Dr. Carson, who was peeling potatoes, stepped slowly out of the galley and went toward him.

"You say 'Sir,' when you're spoken to," said the skipper, fiercely.

The doctor sneered.

"My – if you sneer at me, I'll knock your head off!" said the other, with a wicked look.

"When you get back to Melbourne," said the doctor, quietly, "you'll hear more of this."

"You're a couple of pickpockets aping the gentleman," said the skipper, and he turned to the mate. "Mr. Mackenzie, what do these two ragamuffins look like?"

"Pickpockets," said the mate, dutifully.

"It's a very handy thing," said the old man, jeeringly, "to have a doctor aboard. First time I've carried a surgeon."

Mr. Mackenzie guffawed loudly.

"And a solicitor," said the skipper, gazing darkly at the hapless Harry Thomson, who was cleaning brasswork. "Handy in case of disputes. He's a real sea lawyer. Cook!"

"Sir?" said the doctor, quietly.

"Go down and tidy my cabin, and see you do it well."

The doctor went below without a word, and worked like a housemaid. When he came on deck again, his face wore a smile almost of happiness, and his hand caressed one trousers pocket as though it concealed a hidden weapon.

For the following three or four days the two unfortunates were worked unceasingly. Mr. Thomson complained bitterly, but the cook wore a sphinx-like smile and tried to comfort him.

"It won't be for long, Harry," he said, consolingly.

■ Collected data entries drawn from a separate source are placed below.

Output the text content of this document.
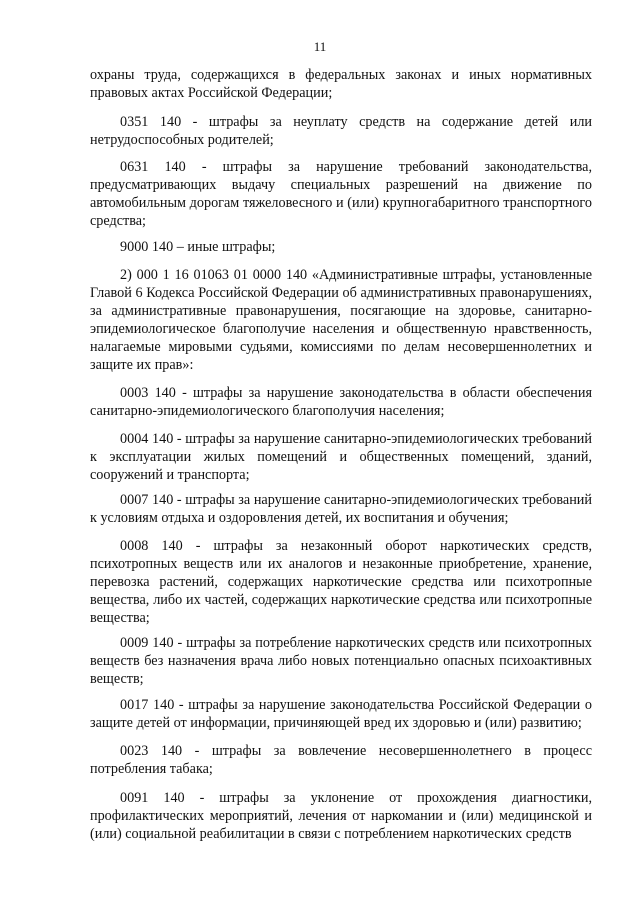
11

охраны труда, содержащихся в федеральных законах и иных нормативных правовых актах Российской Федерации;

0351 140 - штрафы за неуплату средств на содержание детей или нетрудоспособных родителей;

0631 140 - штрафы за нарушение требований законодательства, предусматривающих выдачу специальных разрешений на движение по автомобильным дорогам тяжеловесного и (или) крупногабаритного транспортного средства;

9000 140 – иные штрафы;

2) 000 1 16 01063 01 0000 140 «Административные штрафы, установленные Главой 6 Кодекса Российской Федерации об административных правонарушениях, за административные правонарушения, посягающие на здоровье, санитарно-эпидемиологическое благополучие населения и общественную нравственность, налагаемые мировыми судьями, комиссиями по делам несовершеннолетних и защите их прав»:

0003 140 - штрафы за нарушение законодательства в области обеспечения санитарно-эпидемиологического благополучия населения;

0004 140 - штрафы за нарушение санитарно-эпидемиологических требований к эксплуатации жилых помещений и общественных помещений, зданий, сооружений и транспорта;

0007 140 - штрафы за нарушение санитарно-эпидемиологических требований к условиям отдыха и оздоровления детей, их воспитания и обучения;

0008 140 - штрафы за незаконный оборот наркотических средств, психотропных веществ или их аналогов и незаконные приобретение, хранение, перевозка растений, содержащих наркотические средства или психотропные вещества, либо их частей, содержащих наркотические средства или психотропные вещества;

0009 140 - штрафы за потребление наркотических средств или психотропных веществ без назначения врача либо новых потенциально опасных психоактивных веществ;

0017 140 - штрафы за нарушение законодательства Российской Федерации о защите детей от информации, причиняющей вред их здоровью и (или) развитию;

0023 140 - штрафы за вовлечение несовершеннолетнего в процесс потребления табака;

0091 140 - штрафы за уклонение от прохождения диагностики, профилактических мероприятий, лечения от наркомании и (или) медицинской и (или) социальной реабилитации в связи с потреблением наркотических средств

The solicitor sniffed. "I could write tract after tract on temperance," he said, bitterly. "I wonder what our poor wives are thinking? I expect they have put us down as dead."

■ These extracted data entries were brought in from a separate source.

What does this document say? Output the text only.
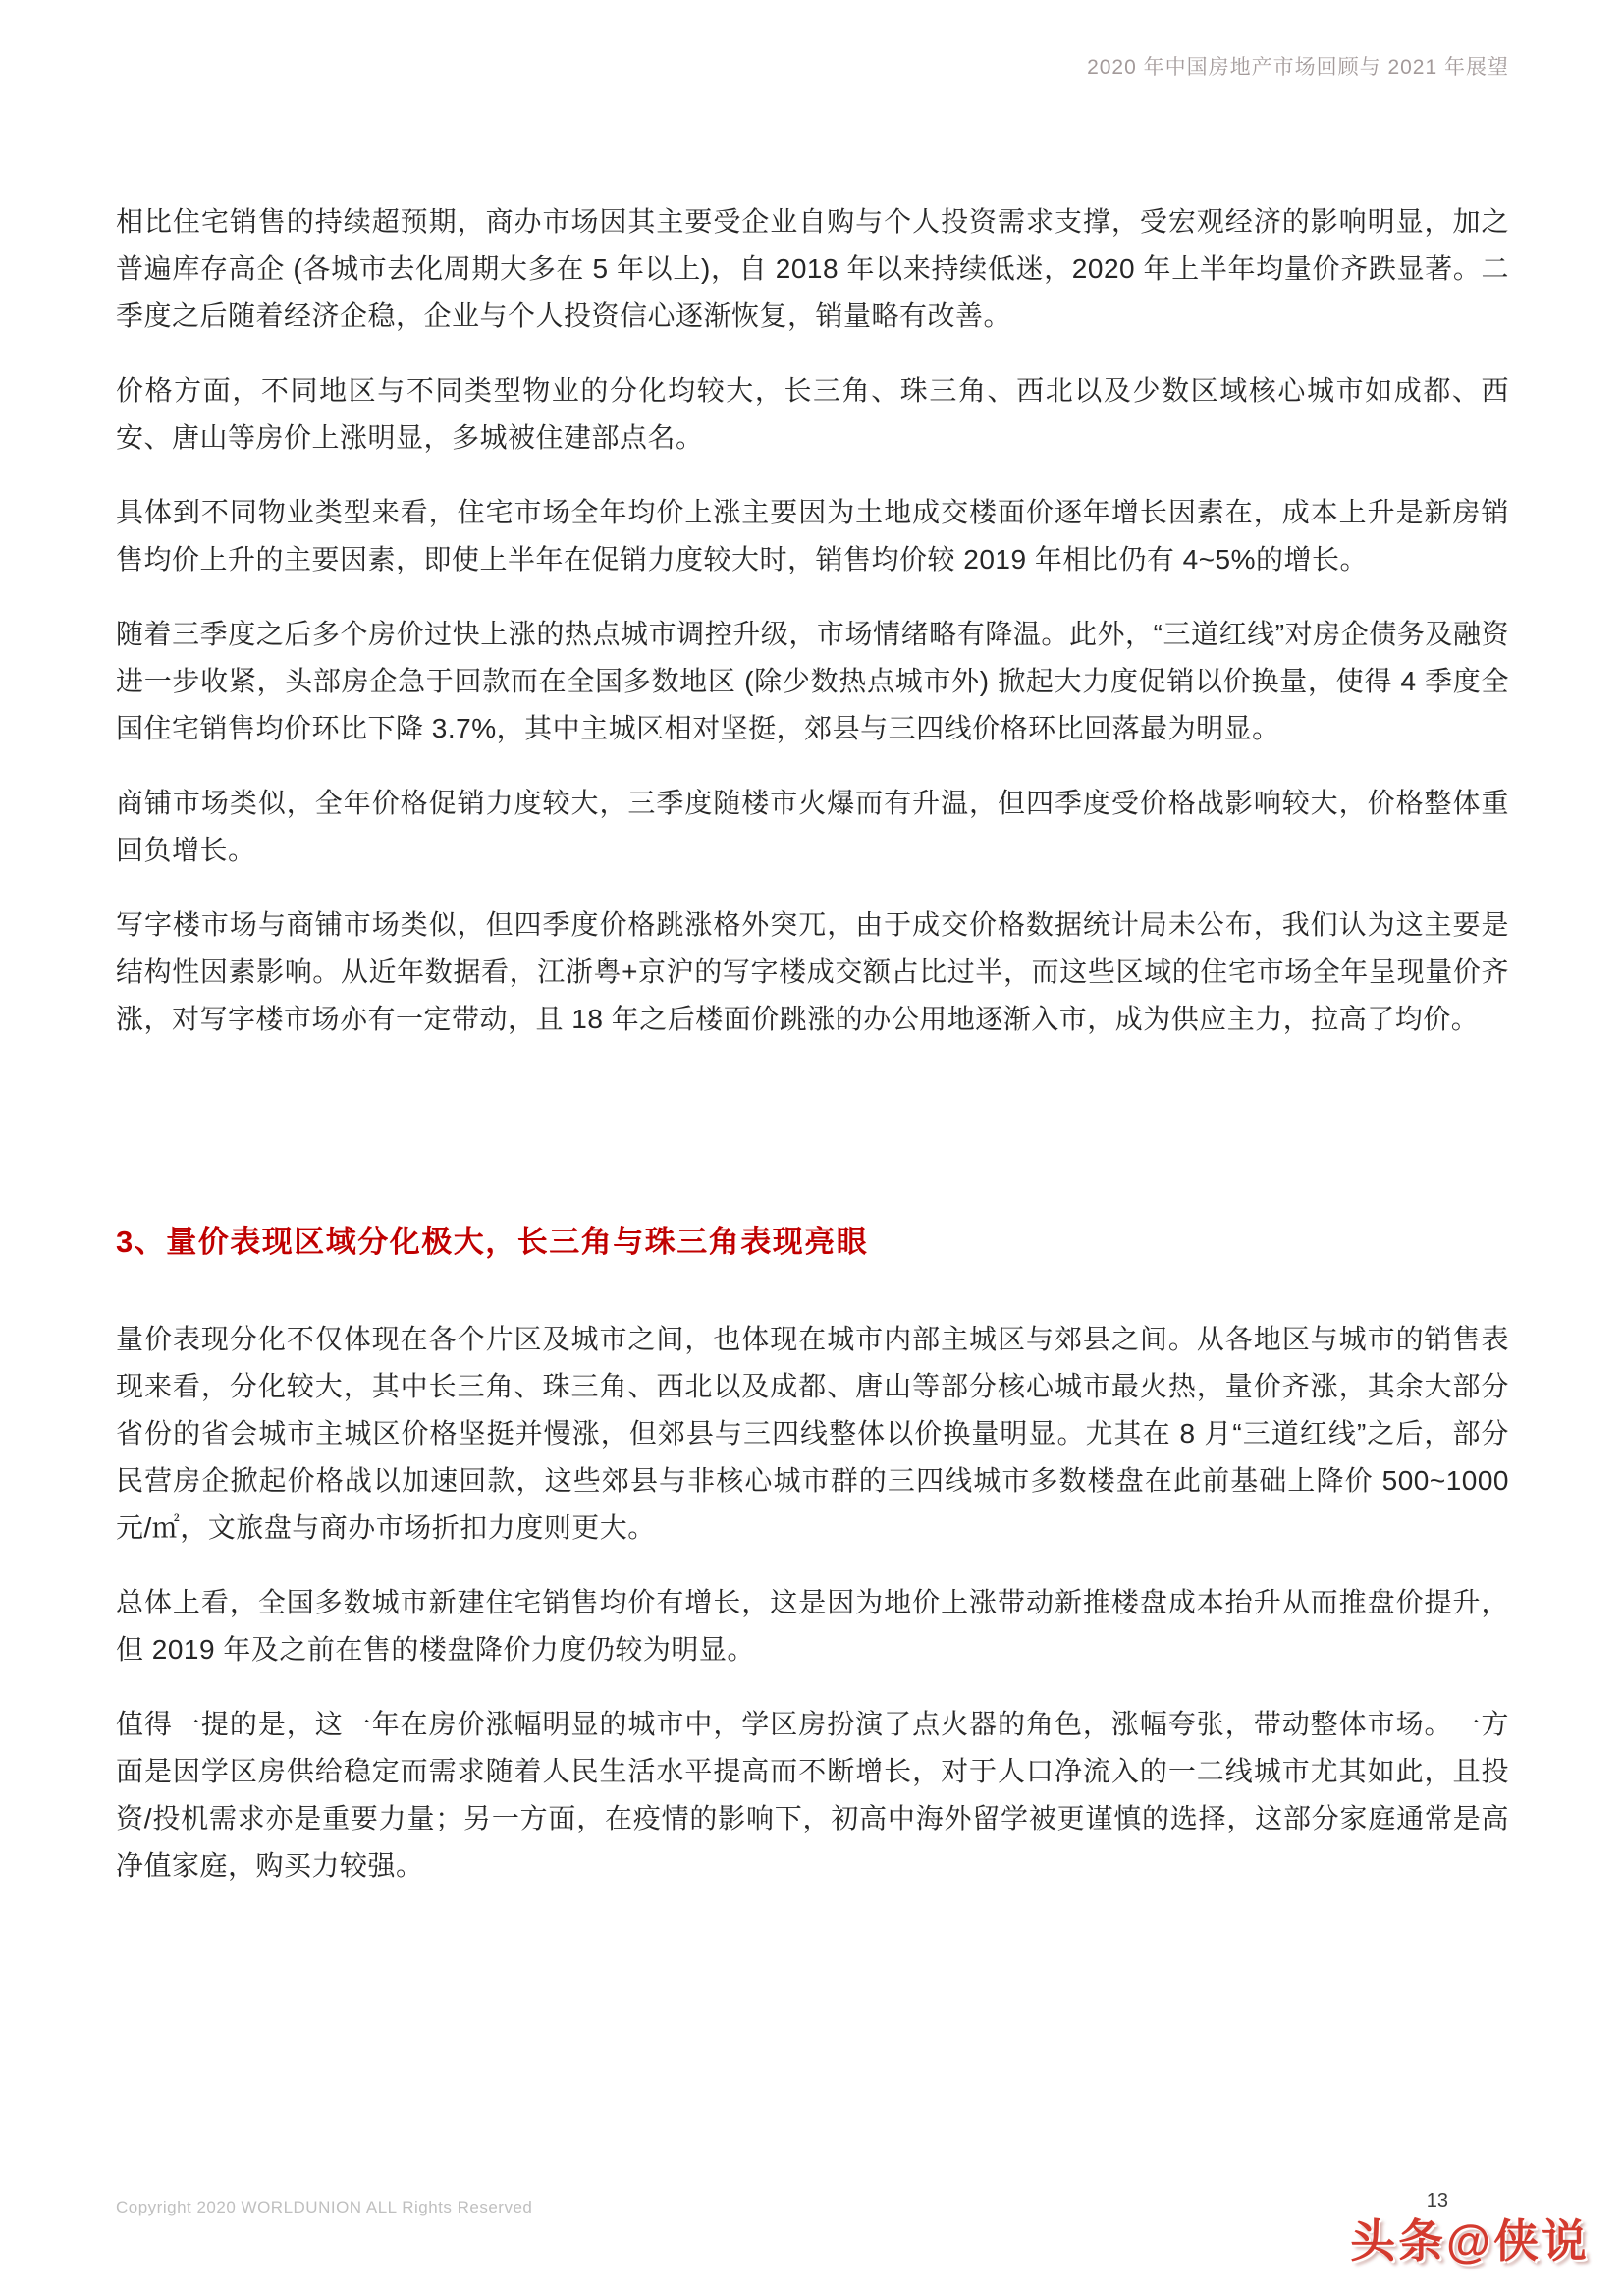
2020 年中国房地产市场回顾与 2021 年展望

相比住宅销售的持续超预期，商办市场因其主要受企业自购与个人投资需求支撑，受宏观经济的影响明显，加之普遍库存高企 (各城市去化周期大多在 5 年以上)，自 2018 年以来持续低迷，2020 年上半年均量价齐跌显著。二季度之后随着经济企稳，企业与个人投资信心逐渐恢复，销量略有改善。

价格方面，不同地区与不同类型物业的分化均较大，长三角、珠三角、西北以及少数区域核心城市如成都、西安、唐山等房价上涨明显，多城被住建部点名。

具体到不同物业类型来看，住宅市场全年均价上涨主要因为土地成交楼面价逐年增长因素在，成本上升是新房销售均价上升的主要因素，即使上半年在促销力度较大时，销售均价较 2019 年相比仍有 4~5%的增长。

随着三季度之后多个房价过快上涨的热点城市调控升级，市场情绪略有降温。此外，“三道红线”对房企债务及融资进一步收紧，头部房企急于回款而在全国多数地区 (除少数热点城市外) 掀起大力度促销以价换量，使得 4 季度全国住宅销售均价环比下降 3.7%，其中主城区相对坚挺，郊县与三四线价格环比回落最为明显。

商铺市场类似，全年价格促销力度较大，三季度随楼市火爆而有升温，但四季度受价格战影响较大，价格整体重回负增长。

写字楼市场与商铺市场类似，但四季度价格跳涨格外突兀，由于成交价格数据统计局未公布，我们认为这主要是结构性因素影响。从近年数据看，江浙粤+京沪的写字楼成交额占比过半，而这些区域的住宅市场全年呈现量价齐涨，对写字楼市场亦有一定带动，且 18 年之后楼面价跳涨的办公用地逐渐入市，成为供应主力，拉高了均价。

3、量价表现区域分化极大，长三角与珠三角表现亮眼

量价表现分化不仅体现在各个片区及城市之间，也体现在城市内部主城区与郊县之间。从各地区与城市的销售表现来看，分化较大，其中长三角、珠三角、西北以及成都、唐山等部分核心城市最火热，量价齐涨，其余大部分省份的省会城市主城区价格坚挺并慢涨，但郊县与三四线整体以价换量明显。尤其在 8 月“三道红线”之后，部分民营房企掀起价格战以加速回款，这些郊县与非核心城市群的三四线城市多数楼盘在此前基础上降价 500~1000 元/㎡，文旅盘与商办市场折扣力度则更大。

总体上看，全国多数城市新建住宅销售均价有增长，这是因为地价上涨带动新推楼盘成本抬升从而推盘价提升，但 2019 年及之前在售的楼盘降价力度仍较为明显。

值得一提的是，这一年在房价涨幅明显的城市中，学区房扮演了点火器的角色，涨幅夸张，带动整体市场。一方面是因学区房供给稳定而需求随着人民生活水平提高而不断增长，对于人口净流入的一二线城市尤其如此，且投资/投机需求亦是重要力量；另一方面，在疫情的影响下，初高中海外留学被更谨慎的选择，这部分家庭通常是高净值家庭，购买力较强。

Copyright 2020 WORLDUNION ALL Rights Reserved	13
头条@侠说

"Crying their eyes out," said the doctor, wistfully; "but they'll dry them precious quick when we get back, and ask all sorts of questions. What are you going to say, Harry?"

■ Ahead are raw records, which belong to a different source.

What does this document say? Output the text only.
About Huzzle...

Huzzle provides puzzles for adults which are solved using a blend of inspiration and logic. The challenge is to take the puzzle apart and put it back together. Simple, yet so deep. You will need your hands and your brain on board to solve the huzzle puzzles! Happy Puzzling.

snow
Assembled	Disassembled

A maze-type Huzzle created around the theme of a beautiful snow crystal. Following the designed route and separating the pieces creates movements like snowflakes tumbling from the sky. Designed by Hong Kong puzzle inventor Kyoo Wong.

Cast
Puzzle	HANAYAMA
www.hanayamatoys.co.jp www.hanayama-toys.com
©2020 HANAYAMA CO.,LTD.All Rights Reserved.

"The truth," said the solicitor, virtuously.

"So am I," said his friend; "but mind, we must both tell the same tale, whatever it is. Halloa! what's the matter?"

"It's the skipper," said the boy, who had just run up; "he wants to see you at once. He's dying."

He caught hold of the doctor by the sleeve; but Carson, in his most professional manner, declined to be hurried. He went leisurely down the companion-ladder, and met with a careless glance the concerned faces of the mate and second officer.

"Come to the skipper at once," said the mate.

"Does he want to see me?" said the doctor, languidly, as he entered the cabin.

The skipper was lying doubled up in his bunk, his face twisted with pain. "Doctor," he panted, "give me something quick. There's the medicine- chest."

"Do you want some food, sir?" inquired the other, respectfully.

"Food be damned!" said the sufferer. "I want physic. There's the medicine-chest." The doctor took it up and held it out to him. "I don't want the lot," moaned the skipper.

"I want you to give me something for red-hot corkscrews in the inside."

"I beg your pardon," said the doctor, humbly; "I'm only the cook."

"If you—don't—prescribe for me at once," said the skipper, "I'll put you in irons."

The doctor shook his head. "I shipped as cook," he said, slowly.

"Give me something, for Heaven's sake!" said the skipper, humbly. "I'm dying." The doctor pondered.

"If you dinna treat him at once, I'll break your skull," said the mate, persuasively.

The doctor regarded him scornfully, and turned to the writhing skipper.

"My fee is half a guinea a visit," he said, softly; "five shillings if you come to me."

"I'll have half a guinea's worth," said the agonized skipper.